2016 va a ser el año de los videojuegos para Sony. A decir verdad, el 2015 también lo fue. Y a este ritmo no cabe duda de que la situación no va a cambiar el próximo año. La directiva acaba de publicar sus resultados del ejercicio fiscal pasado y sus previsiones para el que empezó en abril, en las que queda bien claro su optimismo con la división Game & Network Services.
PS4 es su gran pilar. Según sus estimaciones se van a vender otros 20 millones de consolas hasta el 31 de marzo de 2017, una cantidad que sin duda asentaría un liderato en la industria que ahora no está en discusión. Serían más 55 millones de máquinas distribuidas en dos años y medio, un hito que solo han logrado otras cinco videoconsolas en la historia.
Sony ya lleva vendidas 36 millones de unidades de PS4 desde que se estrenó en noviembre de 2014. Está dominando el mercado como en los mejores tiempos de PS2 gracias a su consistencia en todos los mercados, aunque su liderato no sea tan amplio ni en Japón ni en los Estados Unidos, los dos grandes mercados. Sin embargo, sus dos rivales, Xbox One y Wii U, flaquean de forma grave en uno de esos países, dejando el número uno en bandeja.

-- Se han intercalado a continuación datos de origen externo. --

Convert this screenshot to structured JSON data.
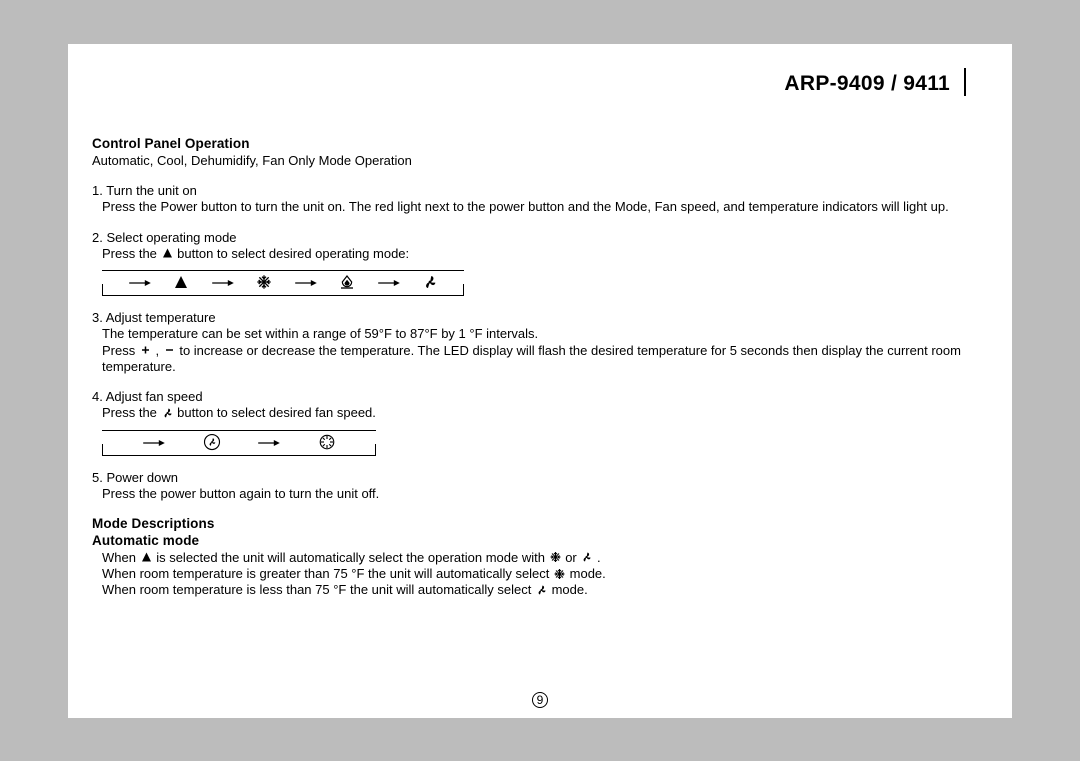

Todo el poder a los videojuegos
La marca PlayStation está volviendo a ser el motor principal del gigante japonés. Durante el año fiscal que nos dejó la división de videojuegos y redes superó a la de móviles como la de mayor facturación y es la segunda más rentable, solo por detrás de la servicios financieros.
Aun mejor es la previsión para el próximo año, ya que Sony confía en que las ventas crezcan un 8,3% y el beneficio de explotación se dispare un 43,6%. La compañía necesita que sus consolas sigan funcionando ante el hundimiento de la marca Xperia.
Estos y otros datos aparecen en el
informe de las cuentas 2015-2016 de Sony.